Let $n \in \mathbb{N}$, $M$ be a set and let $\mathcal{A} = \{(\varphi_a, U_a)\}_{a \in \mathcal{A}}$ be a system of tuples so that:
$U_{a} \subseteq \mathbb{R}^n$ is open for all $a$;
$\varphi_a: U_a \to M$ is injective for all $a$, with image denoted $V_a$;
$\varphi_a^{-1} \circ \varphi_b: \varphi_b^{-1}(V_a \cap V_b) \to \varphi_a^{-1}(V_a \cap V_b)$ is a homeomorphism for all $(a, b)$.
Question: Can we in general conclude that there is a topology on $M$ so that $V_a$ is open in $M$ and $\varphi_a: U_a \to V_a$ is a homeomorphism for all $a$?
My attempts: I wanted to define $U$ to be open in $M$ if and only if $\varphi_a^{-1}(U \cap V_a)$ is open in $U_a$ for all $a$. Clearly this is a topology and also every $\varphi_a$ is continuous (regardless if we see it as a map to $V_a$ or M).
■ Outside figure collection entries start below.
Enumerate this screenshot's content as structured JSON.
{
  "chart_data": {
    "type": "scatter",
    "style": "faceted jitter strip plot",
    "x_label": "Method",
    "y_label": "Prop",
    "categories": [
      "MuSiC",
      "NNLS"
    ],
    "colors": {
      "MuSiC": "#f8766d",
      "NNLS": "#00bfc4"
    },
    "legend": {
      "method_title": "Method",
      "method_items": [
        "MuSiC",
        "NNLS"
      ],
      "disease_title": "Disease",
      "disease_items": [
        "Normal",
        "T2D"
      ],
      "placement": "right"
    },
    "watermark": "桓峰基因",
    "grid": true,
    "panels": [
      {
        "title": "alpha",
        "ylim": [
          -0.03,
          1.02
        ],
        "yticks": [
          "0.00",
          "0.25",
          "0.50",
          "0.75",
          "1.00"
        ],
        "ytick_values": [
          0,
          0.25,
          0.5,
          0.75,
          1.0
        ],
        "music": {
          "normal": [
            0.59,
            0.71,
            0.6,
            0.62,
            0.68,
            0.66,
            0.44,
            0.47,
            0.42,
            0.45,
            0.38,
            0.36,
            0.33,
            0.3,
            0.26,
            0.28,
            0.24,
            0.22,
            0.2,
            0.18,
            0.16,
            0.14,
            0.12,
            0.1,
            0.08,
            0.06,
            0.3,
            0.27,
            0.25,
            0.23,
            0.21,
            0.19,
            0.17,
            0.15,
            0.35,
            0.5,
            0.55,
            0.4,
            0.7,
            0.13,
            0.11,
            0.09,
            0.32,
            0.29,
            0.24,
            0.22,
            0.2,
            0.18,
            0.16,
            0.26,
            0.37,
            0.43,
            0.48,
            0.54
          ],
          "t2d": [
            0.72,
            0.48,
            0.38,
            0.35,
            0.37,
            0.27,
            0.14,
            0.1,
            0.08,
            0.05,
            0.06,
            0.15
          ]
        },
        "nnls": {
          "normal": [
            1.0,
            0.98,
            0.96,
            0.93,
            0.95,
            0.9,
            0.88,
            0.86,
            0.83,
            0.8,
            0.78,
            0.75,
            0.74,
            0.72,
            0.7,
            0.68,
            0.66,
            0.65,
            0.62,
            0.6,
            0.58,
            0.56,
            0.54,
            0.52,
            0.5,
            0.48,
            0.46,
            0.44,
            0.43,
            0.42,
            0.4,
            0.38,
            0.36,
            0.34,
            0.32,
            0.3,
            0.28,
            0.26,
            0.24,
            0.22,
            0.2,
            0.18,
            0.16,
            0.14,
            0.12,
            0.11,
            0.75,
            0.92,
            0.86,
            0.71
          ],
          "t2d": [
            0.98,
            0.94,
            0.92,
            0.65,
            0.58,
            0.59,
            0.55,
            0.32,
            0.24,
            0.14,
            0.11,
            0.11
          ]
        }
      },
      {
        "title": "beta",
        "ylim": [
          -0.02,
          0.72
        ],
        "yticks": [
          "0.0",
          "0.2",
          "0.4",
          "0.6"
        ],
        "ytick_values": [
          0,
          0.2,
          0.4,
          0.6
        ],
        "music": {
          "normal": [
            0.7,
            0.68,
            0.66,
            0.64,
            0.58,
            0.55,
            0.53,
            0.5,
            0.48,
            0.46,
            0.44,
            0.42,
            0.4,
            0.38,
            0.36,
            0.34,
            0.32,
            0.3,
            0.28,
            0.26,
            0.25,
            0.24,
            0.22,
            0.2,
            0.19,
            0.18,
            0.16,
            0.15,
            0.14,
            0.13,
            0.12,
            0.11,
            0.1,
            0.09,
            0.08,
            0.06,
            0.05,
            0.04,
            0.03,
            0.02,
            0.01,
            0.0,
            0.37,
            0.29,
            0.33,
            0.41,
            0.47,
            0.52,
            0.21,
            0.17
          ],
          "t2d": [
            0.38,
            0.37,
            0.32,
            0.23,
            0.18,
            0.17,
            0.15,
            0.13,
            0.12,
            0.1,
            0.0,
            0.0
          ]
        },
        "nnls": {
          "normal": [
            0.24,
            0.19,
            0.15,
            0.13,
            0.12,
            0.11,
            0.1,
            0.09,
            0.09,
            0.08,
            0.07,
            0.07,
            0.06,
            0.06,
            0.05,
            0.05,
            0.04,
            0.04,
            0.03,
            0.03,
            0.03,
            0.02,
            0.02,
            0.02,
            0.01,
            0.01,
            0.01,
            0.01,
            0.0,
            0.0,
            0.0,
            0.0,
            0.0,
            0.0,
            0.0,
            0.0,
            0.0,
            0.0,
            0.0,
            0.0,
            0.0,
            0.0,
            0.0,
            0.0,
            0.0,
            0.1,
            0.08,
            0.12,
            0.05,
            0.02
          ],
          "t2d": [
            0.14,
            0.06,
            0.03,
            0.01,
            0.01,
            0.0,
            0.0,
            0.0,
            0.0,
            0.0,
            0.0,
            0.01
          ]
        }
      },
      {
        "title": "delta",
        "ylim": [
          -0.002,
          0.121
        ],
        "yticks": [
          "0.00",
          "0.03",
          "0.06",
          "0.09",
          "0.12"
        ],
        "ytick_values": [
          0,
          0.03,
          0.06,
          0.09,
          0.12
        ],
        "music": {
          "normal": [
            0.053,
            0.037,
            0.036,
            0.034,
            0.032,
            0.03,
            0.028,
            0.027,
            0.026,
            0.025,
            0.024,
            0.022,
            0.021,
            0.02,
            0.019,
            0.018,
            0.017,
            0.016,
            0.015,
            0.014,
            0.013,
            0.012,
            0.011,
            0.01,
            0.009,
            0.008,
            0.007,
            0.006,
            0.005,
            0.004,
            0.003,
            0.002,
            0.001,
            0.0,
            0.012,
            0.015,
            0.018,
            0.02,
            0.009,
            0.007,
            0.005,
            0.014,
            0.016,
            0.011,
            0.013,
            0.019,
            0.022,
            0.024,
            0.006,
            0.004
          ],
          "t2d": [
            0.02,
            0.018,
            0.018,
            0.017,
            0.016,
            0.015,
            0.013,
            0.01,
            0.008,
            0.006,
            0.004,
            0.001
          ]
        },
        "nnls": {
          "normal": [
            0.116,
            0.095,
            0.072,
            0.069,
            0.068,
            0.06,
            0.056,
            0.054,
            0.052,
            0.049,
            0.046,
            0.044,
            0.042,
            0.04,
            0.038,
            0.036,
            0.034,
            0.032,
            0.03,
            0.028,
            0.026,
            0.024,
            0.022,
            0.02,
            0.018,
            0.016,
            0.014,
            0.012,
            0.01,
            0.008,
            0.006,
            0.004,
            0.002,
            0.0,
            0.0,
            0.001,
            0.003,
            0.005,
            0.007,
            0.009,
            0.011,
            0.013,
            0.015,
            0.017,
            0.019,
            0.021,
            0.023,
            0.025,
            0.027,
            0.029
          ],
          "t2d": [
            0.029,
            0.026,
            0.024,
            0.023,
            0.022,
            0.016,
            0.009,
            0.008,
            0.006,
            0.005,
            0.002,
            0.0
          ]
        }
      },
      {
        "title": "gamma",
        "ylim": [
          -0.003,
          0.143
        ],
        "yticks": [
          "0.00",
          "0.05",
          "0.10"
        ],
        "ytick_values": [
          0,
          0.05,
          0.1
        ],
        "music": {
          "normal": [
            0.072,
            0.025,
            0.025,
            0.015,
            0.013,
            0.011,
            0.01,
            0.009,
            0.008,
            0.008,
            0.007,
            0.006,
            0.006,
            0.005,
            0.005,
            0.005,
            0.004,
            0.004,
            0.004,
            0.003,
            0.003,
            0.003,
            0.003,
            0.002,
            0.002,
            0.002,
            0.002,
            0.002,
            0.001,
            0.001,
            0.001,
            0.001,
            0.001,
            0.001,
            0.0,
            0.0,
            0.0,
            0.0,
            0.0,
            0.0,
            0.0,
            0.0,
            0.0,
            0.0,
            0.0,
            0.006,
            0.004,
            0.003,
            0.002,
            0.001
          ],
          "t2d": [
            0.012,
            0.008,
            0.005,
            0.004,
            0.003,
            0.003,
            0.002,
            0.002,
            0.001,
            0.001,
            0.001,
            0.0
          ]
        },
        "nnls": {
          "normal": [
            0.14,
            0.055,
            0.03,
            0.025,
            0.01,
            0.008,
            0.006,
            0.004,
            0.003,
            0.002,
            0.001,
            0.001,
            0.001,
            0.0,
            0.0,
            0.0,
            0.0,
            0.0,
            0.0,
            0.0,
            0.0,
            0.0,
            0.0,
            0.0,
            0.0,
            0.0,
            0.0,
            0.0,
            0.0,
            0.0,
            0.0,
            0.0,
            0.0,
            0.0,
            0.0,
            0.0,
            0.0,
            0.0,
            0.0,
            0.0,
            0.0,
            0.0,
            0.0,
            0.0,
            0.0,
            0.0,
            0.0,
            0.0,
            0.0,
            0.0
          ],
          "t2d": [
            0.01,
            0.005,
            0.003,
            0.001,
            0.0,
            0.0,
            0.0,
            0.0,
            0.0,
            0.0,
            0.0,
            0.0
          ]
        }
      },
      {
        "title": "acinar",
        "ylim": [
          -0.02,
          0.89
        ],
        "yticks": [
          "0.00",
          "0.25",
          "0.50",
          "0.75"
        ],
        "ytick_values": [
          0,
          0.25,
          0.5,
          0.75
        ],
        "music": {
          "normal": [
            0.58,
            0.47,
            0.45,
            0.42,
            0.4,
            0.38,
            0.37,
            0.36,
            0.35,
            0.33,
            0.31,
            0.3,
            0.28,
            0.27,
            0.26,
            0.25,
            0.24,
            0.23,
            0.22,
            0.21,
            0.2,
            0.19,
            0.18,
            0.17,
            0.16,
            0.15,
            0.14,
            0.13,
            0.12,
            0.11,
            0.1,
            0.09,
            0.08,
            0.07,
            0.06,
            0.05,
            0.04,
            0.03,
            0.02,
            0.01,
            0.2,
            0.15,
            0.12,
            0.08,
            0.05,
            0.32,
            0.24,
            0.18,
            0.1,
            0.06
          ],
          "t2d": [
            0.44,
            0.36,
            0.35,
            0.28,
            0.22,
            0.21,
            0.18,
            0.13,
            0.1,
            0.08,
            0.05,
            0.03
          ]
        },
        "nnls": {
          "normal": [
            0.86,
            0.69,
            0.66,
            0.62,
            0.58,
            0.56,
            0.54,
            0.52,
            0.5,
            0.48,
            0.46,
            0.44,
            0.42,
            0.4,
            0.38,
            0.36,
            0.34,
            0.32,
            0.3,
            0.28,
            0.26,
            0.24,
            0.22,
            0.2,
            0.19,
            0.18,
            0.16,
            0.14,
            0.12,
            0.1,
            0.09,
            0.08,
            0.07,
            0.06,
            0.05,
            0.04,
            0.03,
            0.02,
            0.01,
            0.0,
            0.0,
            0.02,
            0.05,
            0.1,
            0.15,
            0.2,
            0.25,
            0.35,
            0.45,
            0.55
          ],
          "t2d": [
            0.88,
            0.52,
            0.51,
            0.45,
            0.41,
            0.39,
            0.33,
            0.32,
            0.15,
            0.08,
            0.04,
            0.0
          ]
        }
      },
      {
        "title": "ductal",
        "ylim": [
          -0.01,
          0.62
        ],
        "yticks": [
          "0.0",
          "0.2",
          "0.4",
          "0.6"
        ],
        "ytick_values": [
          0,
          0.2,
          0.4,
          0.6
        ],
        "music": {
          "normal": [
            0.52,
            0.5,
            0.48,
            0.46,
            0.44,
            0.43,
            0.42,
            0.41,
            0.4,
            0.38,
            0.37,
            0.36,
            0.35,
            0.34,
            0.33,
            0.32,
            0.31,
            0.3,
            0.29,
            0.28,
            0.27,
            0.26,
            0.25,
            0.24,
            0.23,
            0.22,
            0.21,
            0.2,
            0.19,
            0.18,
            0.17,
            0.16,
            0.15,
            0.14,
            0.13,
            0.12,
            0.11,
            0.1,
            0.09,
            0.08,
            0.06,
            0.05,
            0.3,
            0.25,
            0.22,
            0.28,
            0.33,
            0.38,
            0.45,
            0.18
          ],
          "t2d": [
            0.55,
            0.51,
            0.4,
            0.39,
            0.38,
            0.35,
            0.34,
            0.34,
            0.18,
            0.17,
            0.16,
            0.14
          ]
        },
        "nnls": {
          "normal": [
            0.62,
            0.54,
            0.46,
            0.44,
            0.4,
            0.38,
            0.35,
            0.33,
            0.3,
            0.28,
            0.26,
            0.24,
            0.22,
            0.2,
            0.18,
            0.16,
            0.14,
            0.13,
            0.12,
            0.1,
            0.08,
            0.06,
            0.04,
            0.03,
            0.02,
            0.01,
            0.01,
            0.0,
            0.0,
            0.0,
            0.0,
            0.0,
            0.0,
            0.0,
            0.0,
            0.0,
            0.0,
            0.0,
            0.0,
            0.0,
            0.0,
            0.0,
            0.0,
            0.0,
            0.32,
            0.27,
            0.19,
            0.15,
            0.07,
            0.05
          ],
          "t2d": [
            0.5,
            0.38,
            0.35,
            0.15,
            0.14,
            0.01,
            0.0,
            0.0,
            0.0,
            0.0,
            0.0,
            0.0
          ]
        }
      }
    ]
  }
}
But I have problems with the rest.
For example: Why is $V_a$ open in $M$? Is there anything which tells us that $\varphi_b^{-1}(V_a \cap V_b)$ is open in $U_b$ for all $b$?
If the statement is not true, then you could help me finding conditions that make it true. The question arose while trying to solve an exercise which - roughly speaking - says that the tangent bundle $TM$ is a smooth manifold when $M$ is one.
Thanks for any help.
The answer to your question is no. For example, let $X$ be the quotient of $\mathbb{R}\times\{0,1\}$ obtained by identifying $(q,0)$ and $(q,1)$ for each $q\in\mathbb{Q}$, and let $\mathcal{A} \;=\; \{(\mathbb{R},\varphi_0),(\mathbb{R},\varphi_1)\}$, where $\varphi_0$ and $\varphi_1$ are the two obvious inclusions of $\mathbb{R}$. Then $\varphi_0^{-1}\circ \varphi_1$ is the identity map on $\mathbb{Q}$, so it satisfies the conditions you've given.
However, there's no topology on $X$ that makes $\varphi_0$ and $\varphi_1$ into homeomorphisms with open image, since $\varphi_0^{-1}(V_0\cap V_1) = \mathbb{Q}$ isn't open in $\mathbb{R}$.
Intuitively, what's going on is that you need to place some restriction on how the $U$'s are glued together if you want to get a manifold. It should suffice to require that $\varphi_a^{-1}(V_a\cap V_b)$ is open in $U_a$ for each $a$ and $b$.